【お米の話】最終話 教科書を紐解く。

長田竜太のお米の話 第12話(最終話)

教科書を紐解く。

米作りは日本人が幸せに暮らすための教科書

いよいよ最終話となりました。
これまで一年間お付き合いを頂き、心より感謝申し上げます。

人が生きていくという条件にはいろいろなことが必要です。
水や空気、そして食物です。

世界に目を向けると、飲める水が無いところは沢山あります。
また急速な経済発展により空気が汚染された国もあります。
まして食物が豊富にある国は世界でもほんの一握りです。

私たちが住んでいる日本にはこれらが豊富にあります。
農業という産業は他の産業とは大きく異なる点があります。

それは、食物を作り出すと同時に環境も整えているという点です。

水田によって水は浄化されます。
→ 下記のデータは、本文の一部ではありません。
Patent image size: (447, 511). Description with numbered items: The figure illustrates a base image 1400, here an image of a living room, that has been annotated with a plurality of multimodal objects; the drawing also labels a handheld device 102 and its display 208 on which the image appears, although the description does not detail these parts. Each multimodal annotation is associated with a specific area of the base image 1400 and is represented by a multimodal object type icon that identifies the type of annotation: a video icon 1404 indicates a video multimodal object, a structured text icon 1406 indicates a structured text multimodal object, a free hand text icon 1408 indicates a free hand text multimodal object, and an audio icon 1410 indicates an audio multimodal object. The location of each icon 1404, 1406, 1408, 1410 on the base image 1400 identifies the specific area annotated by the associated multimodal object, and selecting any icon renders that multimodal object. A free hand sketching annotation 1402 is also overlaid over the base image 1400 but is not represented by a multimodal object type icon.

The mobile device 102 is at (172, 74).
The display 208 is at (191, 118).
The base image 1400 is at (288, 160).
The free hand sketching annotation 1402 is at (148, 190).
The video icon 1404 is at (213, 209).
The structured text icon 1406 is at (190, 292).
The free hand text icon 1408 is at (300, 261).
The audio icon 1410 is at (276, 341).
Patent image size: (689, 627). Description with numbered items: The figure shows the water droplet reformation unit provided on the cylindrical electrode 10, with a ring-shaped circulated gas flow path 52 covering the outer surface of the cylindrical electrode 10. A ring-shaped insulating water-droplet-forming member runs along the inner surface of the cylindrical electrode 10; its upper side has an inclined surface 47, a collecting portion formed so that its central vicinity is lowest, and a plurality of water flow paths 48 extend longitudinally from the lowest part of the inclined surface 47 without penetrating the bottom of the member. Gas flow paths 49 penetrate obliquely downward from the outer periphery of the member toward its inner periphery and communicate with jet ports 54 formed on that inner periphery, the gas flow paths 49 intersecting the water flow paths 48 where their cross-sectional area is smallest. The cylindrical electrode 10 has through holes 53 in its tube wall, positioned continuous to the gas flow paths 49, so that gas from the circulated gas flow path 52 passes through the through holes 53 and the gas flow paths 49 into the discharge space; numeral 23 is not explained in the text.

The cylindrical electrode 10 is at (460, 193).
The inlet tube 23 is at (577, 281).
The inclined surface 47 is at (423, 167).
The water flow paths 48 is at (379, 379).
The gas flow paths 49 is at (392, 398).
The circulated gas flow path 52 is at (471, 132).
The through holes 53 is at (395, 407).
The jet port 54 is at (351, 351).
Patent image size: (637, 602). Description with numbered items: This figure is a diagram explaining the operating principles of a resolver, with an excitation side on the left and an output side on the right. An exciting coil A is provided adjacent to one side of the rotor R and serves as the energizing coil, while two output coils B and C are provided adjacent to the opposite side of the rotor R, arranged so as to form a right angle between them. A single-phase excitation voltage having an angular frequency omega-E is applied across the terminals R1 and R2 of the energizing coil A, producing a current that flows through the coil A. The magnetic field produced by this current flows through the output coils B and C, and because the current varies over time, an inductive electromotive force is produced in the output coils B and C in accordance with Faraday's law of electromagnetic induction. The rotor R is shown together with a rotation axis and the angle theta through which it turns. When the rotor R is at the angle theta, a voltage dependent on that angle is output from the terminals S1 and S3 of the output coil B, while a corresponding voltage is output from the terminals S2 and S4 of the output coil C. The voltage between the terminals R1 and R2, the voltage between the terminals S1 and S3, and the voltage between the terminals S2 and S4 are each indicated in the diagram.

また植物によって空気も浄化されます。
そして食物を作り出しているということです。
さらにこれらが全て結びつき、循環しているということです。

お米は単なる食物の一つではありません。
お米を食べるということは、私たちの生きていく条件を整えているということなのです。

また、お米は私たち人間にいろいろなことを教えてくれています。
「実るほど頭を垂れる稲穂かな」

稲が実を熟すほど穂が垂れ下がるように、人間も学問や徳が深まるにつれ謙虚になり、小人物ほど尊大に振る舞うものだという教えです。

さらにこの続きとして、身の丈以上に頭を下げすぎると倒れてしまうということを、私は米作りを通じて学びました。
身の丈以上に実をつけすぎないこと、根が浅いのに地上の見えている部分だけが成長すると少し頭を下げただけですぐに倒れてしまうこと。
また育つ土壌に力がないと、そこで育つ稲に力が出ないということ。

米作りは日本人が幸せに暮らすための教科書だったのではないでしょうか。
それがいつの間にか単なる食物の一つになってしまい、日本人はその教科書を紐解くことさえしなくなりつつあります。

今もう一度、米作りという2300年継承してきた教科書を紐解いてはいかがでしょうか。

最後に、「お米の話」のタイトルにはお米の「お」の字に点がないことはお気づきでしたでしょうか。
皆さんでこのコラムに点をつけてお米を完成させていただきたいと思う次第でございます。

枠を超え、お米の可能性を探求し続ける『日本一の米作り職人』。

長田 竜太
おさだ りゅうた

おさだ農場 農場主
(有)ライスクリエイト 代表取締役
日本キヌカ(株) 代表取締役

『元氣米』の生産者、長田竜太さんは、1964年、石川県小松市に農家5代目次男として生まれ、家業のお米づくりを引き継ぎました。
が、長田さんの活動は農業にとどまらず、お米の機能性を生かした『玄米ギャバ濃縮粉末』や、米糠を主原料とした住宅用自然塗料「キヌカ」を開発。数多くの賞を受賞するほど幅広く活躍されています。
そして地域ではPTA会長も歴任。そのPTAもまた「文部科学大臣賞」を受賞されるなど、お米づくりから広がる長田さんの活躍は教育の現場にまで及んでいます。
さらに現在は、経済産業省中部経済産業局農商工連携事業評価委員、農林水産省農林水産技術会議専門委員、日本農業経営大学校特別講師を務め、各方面での講演活動も積極的にこなされています。